Every founder’s dream is to build their company to “GLORY”. To some, ‘glory’ means bringing in the big guns from private equity while to others it is simply, going public through raising an IPO. From humble beginnings working from a garage or tiny little space as an office or from a basement and having to sleep in the back of their car or some of them being completely homeless, these founders have been tested on their way to royalty.
Despite challenges they faced in their early days, most of them would attest how running operations was easier at that time (despite limited resources) compared to full blown operations when the company attain unicorn status. They dream of becoming a Bill Gates, a Jeff Bezos or even a Zuckerberg, but eventually they realize, it’s not all a bed of roses.
Unicorn is a name given to a startup company that has a current valuation worth more than $1 billion. Example of Well-Known Unicorns include Airbnb, Uber, DiDi Chuxing, Beyond Meat, Grab etc.
As a company expands, it seeks to raise capital to finance its operations. While some opt to remain private through the Private Equity route, others decide to go public through raising an Initial Public Offering (IPO).
Initial public offering is the process by which a private company can go public by sale of its stocks to general public. It could be a new, young company or an old company which decides to be listed on an exchange and hence goes public.
Companies can raise equity capital with the help of an IPO by issuing new shares to the public or the existing shareholders can sell their shares to the public without raising any fresh capital.
– The Economic Times, India Times.
During and after the IPO transmission, founders experience a shift in Management and operations. Some tend to adjust well and some fail to surivive after IPOs and are then forced to step down from their CEOs titles roles and leave the company. Real life cases can be taken from Adam Neumann of WeWork, Travis Kalanik of Uber who have proved that it is not an easy job to run a billion dollar business.
So why do some founders fail to survive the transition to become a public company?
Most founders fail to survive as CEOs when the company turns public, due to the pressure that emanates from the shareholders who demand active returns and good quarterly earnings. Wall Street and Media put a lot of pressure in these unicorns to have good results each quarter and have good financial books that will satisfy these activists shareholders other than those who seek long term returns.
Some CEOs end up getting fired, as a result of poor management skills that do not live up to the standards acceptable by shareholders or management. Uber’s Travis Kalanick was releaved of his duties when issues that are against management etiquettes such as Mistreatment of drivers, Sexual misconduct allegations, Shot gun management style, unwillingness to listen, spying on passengers, stealing peers information and so many more. Adam Neumann found himself being ousted by the board when he made questionable investments which favored him other than the company causing conflict of interests, mistreating employees, using company jets for his personal rendezvous and entertainment.
One can argue maybe these founders were just visionaries, who could sweet talk you into the idea of their businesses but did not possess the acumen to run such companies.
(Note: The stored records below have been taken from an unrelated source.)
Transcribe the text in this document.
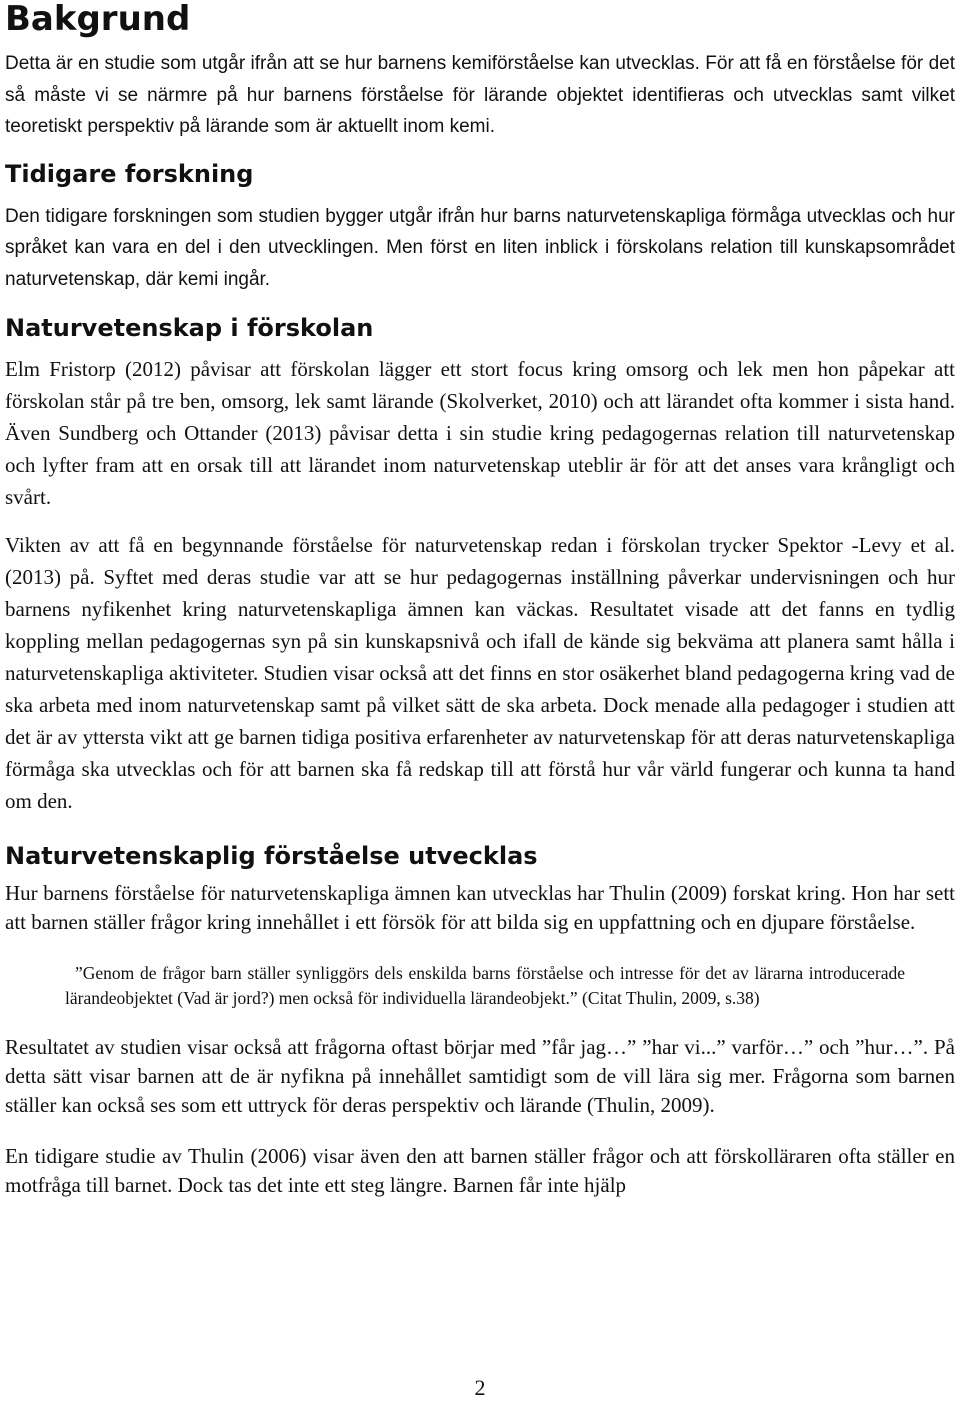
Bakgrund

Detta är en studie som utgår ifrån att se hur barnens kemiförståelse kan utvecklas. För att få en förståelse för det så måste vi se närmre på hur barnens förståelse för lärande objektet identifieras och utvecklas samt vilket teoretiskt perspektiv på lärande som är aktuellt inom kemi.

Tidigare forskning

Den tidigare forskningen som studien bygger utgår ifrån hur barns naturvetenskapliga förmåga utvecklas och hur språket kan vara en del i den utvecklingen. Men först en liten inblick i förskolans relation till kunskapsområdet naturvetenskap, där kemi ingår.

Naturvetenskap i förskolan

Elm Fristorp (2012) påvisar att förskolan lägger ett stort focus kring omsorg och lek men hon påpekar att förskolan står på tre ben, omsorg, lek samt lärande (Skolverket, 2010) och att lärandet ofta kommer i sista hand. Även Sundberg och Ottander (2013) påvisar detta i sin studie kring pedagogernas relation till naturvetenskap och lyfter fram att en orsak till att lärandet inom naturvetenskap uteblir är för att det anses vara krångligt och svårt.

Vikten av att få en begynnande förståelse för naturvetenskap redan i förskolan trycker Spektor -Levy et al. (2013) på. Syftet med deras studie var att se hur pedagogernas inställning påverkar undervisningen och hur barnens nyfikenhet kring naturvetenskapliga ämnen kan väckas. Resultatet visade att det fanns en tydlig koppling mellan pedagogernas syn på sin kunskapsnivå och ifall de kände sig bekväma att planera samt hålla i naturvetenskapliga aktiviteter. Studien visar också att det finns en stor osäkerhet bland pedagogerna kring vad de ska arbeta med inom naturvetenskap samt på vilket sätt de ska arbeta. Dock menade alla pedagoger i studien att det är av yttersta vikt att ge barnen tidiga positiva erfarenheter av naturvetenskap för att deras naturvetenskapliga förmåga ska utvecklas och för att barnen ska få redskap till att förstå hur vår värld fungerar och kunna ta hand om den.

Naturvetenskaplig förståelse utvecklas

Hur barnens förståelse för naturvetenskapliga ämnen kan utvecklas har Thulin (2009) forskat kring. Hon har sett att barnen ställer frågor kring innehållet i ett försök för att bilda sig en uppfattning och en djupare förståelse.

”Genom de frågor barn ställer synliggörs dels enskilda barns förståelse och intresse för det av lärarna introducerade lärandeobjektet (Vad är jord?) men också för individuella lärandeobjekt.” (Citat Thulin, 2009, s.38)

Resultatet av studien visar också att frågorna oftast börjar med ”får jag…” ”har vi...” varför…” och ”hur…”. På detta sätt visar barnen att de är nyfikna på innehållet samtidigt som de vill lära sig mer. Frågorna som barnen ställer kan också ses som ett uttryck för deras perspektiv och lärande (Thulin, 2009).

En tidigare studie av Thulin (2006) visar även den att barnen ställer frågor och att förskolläraren ofta ställer en motfråga till barnet. Dock tas det inte ett steg längre. Barnen får inte hjälp

2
They could sell you the dream, talk you into putting millions of dollars into the companies but they were not management material.
Elizabeth Holmes, the founder of Theranos is the poster child for such personality. At a young age of 19, she dropped out of Stanford University to start blood-testing startup Theranos, and built it into a $9 billion company. She styled herself as a female version of Steve Jobs, with that deep voice, that assured investors and the public that her technology and device could test a number of conditions using a small sample of blood (a drop or two). Her resume, as a Stanford drop out fell in line with other successful drop outs stories like Steve Jobs, Mark Zuckerberg, Bill Gates, Larry Ellison, which almost makes you draw a conclusion that dropping out equate being successful, which is not the case.
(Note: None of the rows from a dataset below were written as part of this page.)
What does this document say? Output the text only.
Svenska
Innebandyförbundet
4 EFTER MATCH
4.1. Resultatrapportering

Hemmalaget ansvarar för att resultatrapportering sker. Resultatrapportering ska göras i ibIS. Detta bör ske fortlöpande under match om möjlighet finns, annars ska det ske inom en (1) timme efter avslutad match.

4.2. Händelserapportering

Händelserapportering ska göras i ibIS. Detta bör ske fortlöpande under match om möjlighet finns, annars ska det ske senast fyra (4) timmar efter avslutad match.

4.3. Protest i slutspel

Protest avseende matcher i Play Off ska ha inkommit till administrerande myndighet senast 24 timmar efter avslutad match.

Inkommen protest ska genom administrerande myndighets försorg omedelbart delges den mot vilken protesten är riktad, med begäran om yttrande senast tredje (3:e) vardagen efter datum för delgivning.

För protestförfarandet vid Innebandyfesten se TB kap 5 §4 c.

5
Her story was perfect, fitting “Technology Fairytales”, until the castle came crashing down, when she was ousted as CEO. Her company, Theranos, was then shut down by Wall Street Journal Investigation exposè, that shed a light on unproven technology, massive wire fraud and dubious business practices. Till date, her trial is still ongoing, and if convicted will face upto 20 years in prison.
However, firing a founder can be a mistake, probably one that can cost you, a potential future. History can attest to this, when Steve Jobs was fired from his own company, Apple, in 1985. Steve then, having publicly humiliated regrouped and went back to work launching NeXT and later on Pixar Animation, for which the former was acquired by Apple and the latter acquired by Disney. He was later on brought back by Apple in 1996, which was struggling at that time, revamped it and created the cash cow that it is to date. That is one of greatest comeback and turnaround in history that companies have ever seen.
Truth is, there is no exact answer. The sure thing is, the pressure is overwhelming, pressure to grow the business from rags to riches, pressure to scale up, pressure to seek funding, pressure to raise IPO, the proxy season is gruelling, pressure from the media, pressure from stock indices performances that tests what you are really made of, and for lack of a better sentence “Separate the Men, from the boys”. Some survive the trials and emerge amazing business heads in the process, while some just cannot. Honestly, some individuals are just more of visionaries or innovators other than businessmen, and to be successful in retaining control of your company, one needs to master both in order to cement his or her own legacy as one of the greats to ever do it.